"Satisfy us each morning with your unfailing love, so we may sing for joy to the end of our lives."
It's hard to identify something that is more top of mind than how satisfied someone is in their job. Job satisfaction and job dissatisfaction can be big drivers for influence and impact in the rest of our lives. Consider the high that we feel and carry home on the days when we are most satisfied with our jobs. It could be driven by a promotion, salary increase, positive performance rating, recognition or just the knowledge of accomplishing something that was hard and seemed unattainable until we got it done. These are great mountain high days. Conversely, there are the valley low days too when all the above have a flips-side, or as simple as the wrong word being said to us that can make us feel like we have been dropped emotionally like a rock. What really impacts job satisfaction is in itself a mystery.
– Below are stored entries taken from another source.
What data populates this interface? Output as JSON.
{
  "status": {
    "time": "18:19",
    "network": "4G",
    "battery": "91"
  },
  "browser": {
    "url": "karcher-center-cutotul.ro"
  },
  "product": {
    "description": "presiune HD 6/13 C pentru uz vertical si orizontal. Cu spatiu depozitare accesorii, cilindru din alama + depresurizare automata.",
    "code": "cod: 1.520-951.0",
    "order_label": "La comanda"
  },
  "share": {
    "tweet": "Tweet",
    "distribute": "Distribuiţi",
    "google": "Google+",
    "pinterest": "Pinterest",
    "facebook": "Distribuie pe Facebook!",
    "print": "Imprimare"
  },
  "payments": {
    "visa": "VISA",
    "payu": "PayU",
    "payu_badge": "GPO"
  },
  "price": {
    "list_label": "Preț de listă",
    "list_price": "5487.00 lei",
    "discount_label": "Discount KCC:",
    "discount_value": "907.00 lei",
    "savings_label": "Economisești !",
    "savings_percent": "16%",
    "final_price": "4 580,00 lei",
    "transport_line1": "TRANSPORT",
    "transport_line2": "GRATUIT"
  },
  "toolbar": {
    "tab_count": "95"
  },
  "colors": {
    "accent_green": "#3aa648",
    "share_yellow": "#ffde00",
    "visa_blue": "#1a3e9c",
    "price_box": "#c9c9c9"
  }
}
Recently there was an article in the Wall Street Journal where writer Sue Shellenberger referenced a 2011 study from the Journal of Applied Psychology that stated "that inherited traits may be responsible for about 27% of the variance in people's job satisfaction." She goes on to say that these traits can be things like the type of dopamine receptor gene we have that is "tied to risk-taking, weak impulse control and attention deficit disorder, and thus tend to be less satisfied with their jobs", Shellenberger referenced from a study from the National University of Singapore. I am not surprised with these findings as I have watched the variable high highs and low lows of so many people who all work in the same place, sometimes doing the same jobs. Job satisfaction is tricky and complex and any of us who have any responsibility for someone else being satisfied in their jobs should be thinking holistically about the factors and how to manage this critical area of business.
As believers we can approach each day with the King giving us all we need to receive to find satisfaction. God's love is waiting us when we wake, when we leave the house, when we clock-in, when we get to that first email or meeting. The challenge is to keep that first and foremost as the driver of our satisfaction on and off the job and to not let any other swaying words, influences, or reactions to take us off the satisfaction track. If we are truly working to bring glory to God in all that we do, how can we really not be satisfied?